Em Vive-se Uma Só Vez também vemos pessoas estranhas à trama comentando o que aconteceu ao protagonista. Mas o diretor já se mostrava mais consciente do que podia ou não fazer para conquistar a platéia. Belo exemplo disso é quando Silvia Sidney está prestes a tomar veneno, quando é interrompida pelo telefonema que conta a fuga de Fonda. E é interessante e paradoxal que, mesmo Lang tentando absorver, junto dos costumes, o cinema americano, o filme evita o julgamento de maneira brilhante. Temos três manchetes preparadas, e a câmera permanece na redação do jornal, aguardando o telefonema que confirmará o veredicto. Uma espécie de resistência à mania por filmes de tribunal, que se tornaria ainda mais forte nas décadas seguintes, e que acometeria o próprio Lang, em O Retorno de Frank James.

Já em Fúria, grande parte do julgamento dos linchadores é mostrado. Principalmente porque uma elipse, nesse caso, poderia mudar consideravelmente a essência do filme. Ao invés de um homem comum tornado lunático, teríamos apenas um homem comum tornado vingador, pois não teríamos a oportunidade de, ao menos, testemunhar o desespero dos acusados. Lang não gostava do beijo final de Fúria. Achava-o desnecessário. Mas a caricatura, ou homenagem (se a palavra caricatura for esvaziada de seu sentido lisonjeador) ao cinema americano não estaria completa. Sacrifica-se, então, o bom gosto cinematográfico (palavrinha suspeita), pela curiosa conveniência (ainda que involuntária) às regras hollywoodianas. Ou uma outra maneira de dizer que, apesar de um final insatisfatório, o filme permanece essencial.

O relógio de parede mostrado, duas vezes, em Vive-se Uma Só Vez funciona normalmente. A ansiedade da "americanização" já não é tão grande, mas ainda está presente. Temos mais um homem comum, tornado assaltante graças à Depressão. Ele tenta se adaptar à sociedade, assim como Lang tenta adaptar-se a um herói que não seja heróico. Seu chefe é um crápula preconceituoso (e Lang não faz a menor questão de justificar o comportamento dele). O homem comum fica novamente sem emprego. Mas nem tem tempo de tentar alguma outra coisa, logo é confundido com um assaltante. O assalto, envolto em gases, é muito bem filmado, com cortes simétricos, num ritmo alucinante e perturbador. Ele é julgado, e sentenciado à morte. Um telegrama mostrando, com fundo negro, um pedido de cancelamento da execução chega à cadeia. Algo lúgubre envolve esse momento, fazendo com que já pressentíssemos um desfecho infeliz. Ele tenta fugir, mas, não acreditando na descoberta de sua inocência por parte da polícia, acaba matando, meio sem querer e atabalhoado, o padre que tentava lhe mostrar o telegrama. Um momento alto do filme: o padre ordena que os portões sejam abertos, revelando, apenas depois, que o tiro havia sido fatal.

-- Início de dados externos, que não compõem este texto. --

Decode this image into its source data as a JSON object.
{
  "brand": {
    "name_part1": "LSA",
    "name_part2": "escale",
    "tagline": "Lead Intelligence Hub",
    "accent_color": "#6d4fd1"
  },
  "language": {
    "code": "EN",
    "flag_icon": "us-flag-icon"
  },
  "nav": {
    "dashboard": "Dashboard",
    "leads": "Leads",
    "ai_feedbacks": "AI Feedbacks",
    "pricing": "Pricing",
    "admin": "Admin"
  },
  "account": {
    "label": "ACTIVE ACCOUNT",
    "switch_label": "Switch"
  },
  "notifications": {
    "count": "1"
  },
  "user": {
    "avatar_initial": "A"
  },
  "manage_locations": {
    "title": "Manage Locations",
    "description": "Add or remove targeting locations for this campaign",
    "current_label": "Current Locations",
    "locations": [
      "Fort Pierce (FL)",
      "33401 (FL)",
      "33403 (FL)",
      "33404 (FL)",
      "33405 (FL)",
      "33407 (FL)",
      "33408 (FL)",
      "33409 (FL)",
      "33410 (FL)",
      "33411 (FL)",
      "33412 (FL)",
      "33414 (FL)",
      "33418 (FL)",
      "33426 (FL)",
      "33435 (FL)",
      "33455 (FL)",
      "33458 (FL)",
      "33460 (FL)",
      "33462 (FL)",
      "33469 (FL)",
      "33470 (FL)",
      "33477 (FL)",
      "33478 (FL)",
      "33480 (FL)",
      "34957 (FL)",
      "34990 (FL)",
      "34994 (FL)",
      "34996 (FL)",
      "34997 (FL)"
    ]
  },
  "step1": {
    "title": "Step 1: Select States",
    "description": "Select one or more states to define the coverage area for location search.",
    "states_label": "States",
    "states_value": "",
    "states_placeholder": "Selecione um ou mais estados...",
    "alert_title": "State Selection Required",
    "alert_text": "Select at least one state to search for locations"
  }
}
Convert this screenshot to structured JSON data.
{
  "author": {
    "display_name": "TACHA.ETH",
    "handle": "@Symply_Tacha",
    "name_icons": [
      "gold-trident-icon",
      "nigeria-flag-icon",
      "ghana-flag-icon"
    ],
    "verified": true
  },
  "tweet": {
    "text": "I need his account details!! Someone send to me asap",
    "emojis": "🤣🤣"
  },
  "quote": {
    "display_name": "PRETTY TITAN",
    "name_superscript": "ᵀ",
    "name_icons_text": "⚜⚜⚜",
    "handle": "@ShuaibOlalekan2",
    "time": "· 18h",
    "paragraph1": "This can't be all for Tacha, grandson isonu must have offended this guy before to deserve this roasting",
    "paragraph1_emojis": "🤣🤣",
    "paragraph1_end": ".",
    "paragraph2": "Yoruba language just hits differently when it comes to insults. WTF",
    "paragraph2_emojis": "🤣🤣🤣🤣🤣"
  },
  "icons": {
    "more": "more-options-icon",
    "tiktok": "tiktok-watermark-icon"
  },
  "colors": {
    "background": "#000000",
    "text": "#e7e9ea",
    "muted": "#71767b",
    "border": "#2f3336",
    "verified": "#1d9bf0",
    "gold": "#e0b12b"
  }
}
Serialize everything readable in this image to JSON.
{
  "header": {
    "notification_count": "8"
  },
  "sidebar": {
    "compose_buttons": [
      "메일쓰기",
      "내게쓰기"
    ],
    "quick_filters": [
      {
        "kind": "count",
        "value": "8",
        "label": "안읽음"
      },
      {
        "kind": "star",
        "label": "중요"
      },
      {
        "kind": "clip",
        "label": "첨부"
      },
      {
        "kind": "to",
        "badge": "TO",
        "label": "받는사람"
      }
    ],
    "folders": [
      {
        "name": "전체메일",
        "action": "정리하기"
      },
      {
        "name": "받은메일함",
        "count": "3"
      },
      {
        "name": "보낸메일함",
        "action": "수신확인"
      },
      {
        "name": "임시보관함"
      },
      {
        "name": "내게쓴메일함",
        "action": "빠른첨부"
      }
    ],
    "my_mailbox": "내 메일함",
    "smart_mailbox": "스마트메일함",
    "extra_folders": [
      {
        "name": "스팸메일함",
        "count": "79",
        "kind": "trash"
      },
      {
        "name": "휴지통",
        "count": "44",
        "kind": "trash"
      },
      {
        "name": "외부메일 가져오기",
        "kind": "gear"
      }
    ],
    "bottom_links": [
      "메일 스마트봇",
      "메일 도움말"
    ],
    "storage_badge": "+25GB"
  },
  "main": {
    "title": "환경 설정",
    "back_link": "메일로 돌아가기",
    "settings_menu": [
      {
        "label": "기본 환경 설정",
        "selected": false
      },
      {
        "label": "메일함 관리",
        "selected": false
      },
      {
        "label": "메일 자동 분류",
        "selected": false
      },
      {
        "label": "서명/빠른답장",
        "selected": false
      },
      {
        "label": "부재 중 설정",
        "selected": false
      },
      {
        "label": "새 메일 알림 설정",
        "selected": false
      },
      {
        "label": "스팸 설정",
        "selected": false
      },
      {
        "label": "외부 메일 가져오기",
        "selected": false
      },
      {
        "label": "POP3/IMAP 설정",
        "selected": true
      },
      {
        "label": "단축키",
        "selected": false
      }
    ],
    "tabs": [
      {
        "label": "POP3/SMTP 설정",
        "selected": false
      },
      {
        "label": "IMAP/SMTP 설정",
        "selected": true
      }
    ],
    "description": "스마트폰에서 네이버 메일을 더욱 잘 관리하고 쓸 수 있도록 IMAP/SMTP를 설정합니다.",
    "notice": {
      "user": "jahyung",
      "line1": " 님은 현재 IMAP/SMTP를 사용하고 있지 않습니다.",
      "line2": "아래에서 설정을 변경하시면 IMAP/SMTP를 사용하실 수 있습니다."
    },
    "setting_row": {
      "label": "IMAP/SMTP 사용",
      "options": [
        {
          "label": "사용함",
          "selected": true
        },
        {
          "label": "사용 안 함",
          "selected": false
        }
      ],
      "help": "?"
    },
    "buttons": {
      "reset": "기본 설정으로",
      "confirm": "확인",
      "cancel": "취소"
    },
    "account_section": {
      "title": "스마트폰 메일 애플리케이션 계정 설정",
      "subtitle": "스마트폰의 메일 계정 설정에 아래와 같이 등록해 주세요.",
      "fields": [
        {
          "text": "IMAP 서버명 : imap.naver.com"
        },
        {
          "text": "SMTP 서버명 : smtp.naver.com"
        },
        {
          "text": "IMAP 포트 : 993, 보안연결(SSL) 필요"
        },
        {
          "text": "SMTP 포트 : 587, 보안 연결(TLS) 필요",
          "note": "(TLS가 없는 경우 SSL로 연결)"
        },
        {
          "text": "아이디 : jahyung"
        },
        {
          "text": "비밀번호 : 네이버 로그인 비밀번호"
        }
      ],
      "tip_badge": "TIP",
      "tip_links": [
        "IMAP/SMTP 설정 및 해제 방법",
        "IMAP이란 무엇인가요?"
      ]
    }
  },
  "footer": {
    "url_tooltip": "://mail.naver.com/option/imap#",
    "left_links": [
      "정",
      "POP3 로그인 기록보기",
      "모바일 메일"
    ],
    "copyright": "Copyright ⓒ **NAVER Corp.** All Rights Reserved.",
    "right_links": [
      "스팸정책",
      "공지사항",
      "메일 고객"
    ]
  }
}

A presença de Silvia Sidney nos dois filmes provoca certas semelhanças. São heroínas românticas, mas em Vive-se Uma Só Vez, ao contrário de em Fúria (onde ela faz o herói enxergar o absurdo em que ele tinha se tornado), ela segue cegamente seu homem, parte para uma aventura conscientemente auto-destrutiva. A força do amor, diante das injustiças da vida. Ingênuo, sim, mas não por isso desprezível. Lang faz um Capra às avessas, onde o sonho americano fracassa na ponta de seu sistema judiciário. O homem comum, desacreditando em tudo e todos, agarra-se ao desespero como única forma de seguir em frente. Mas, ao contrário das fábulas de Capra, encontra a liberdade na morte, não na aceitação milagrosa de outras pessoas. Não se trata de diminuir o cinema do diretor de Loucura Americana (filme bem interessante, por sinal), mas de delinear as diferenças de conclusão a que os dois diretores chegam. Capra acreditava na América, Lang não. Capra era solar, apesar da constante ambientação noturna e cheia de neve de seus filmes. Lang era sombrio, mesmo quando maniqueísta, mesmo quando seus personagens eram definidos com imensa ingenuidade. Havia sempre o mal por trás de qualquer coisa. Era sua maneira de compreender a América, e de se tornar americano.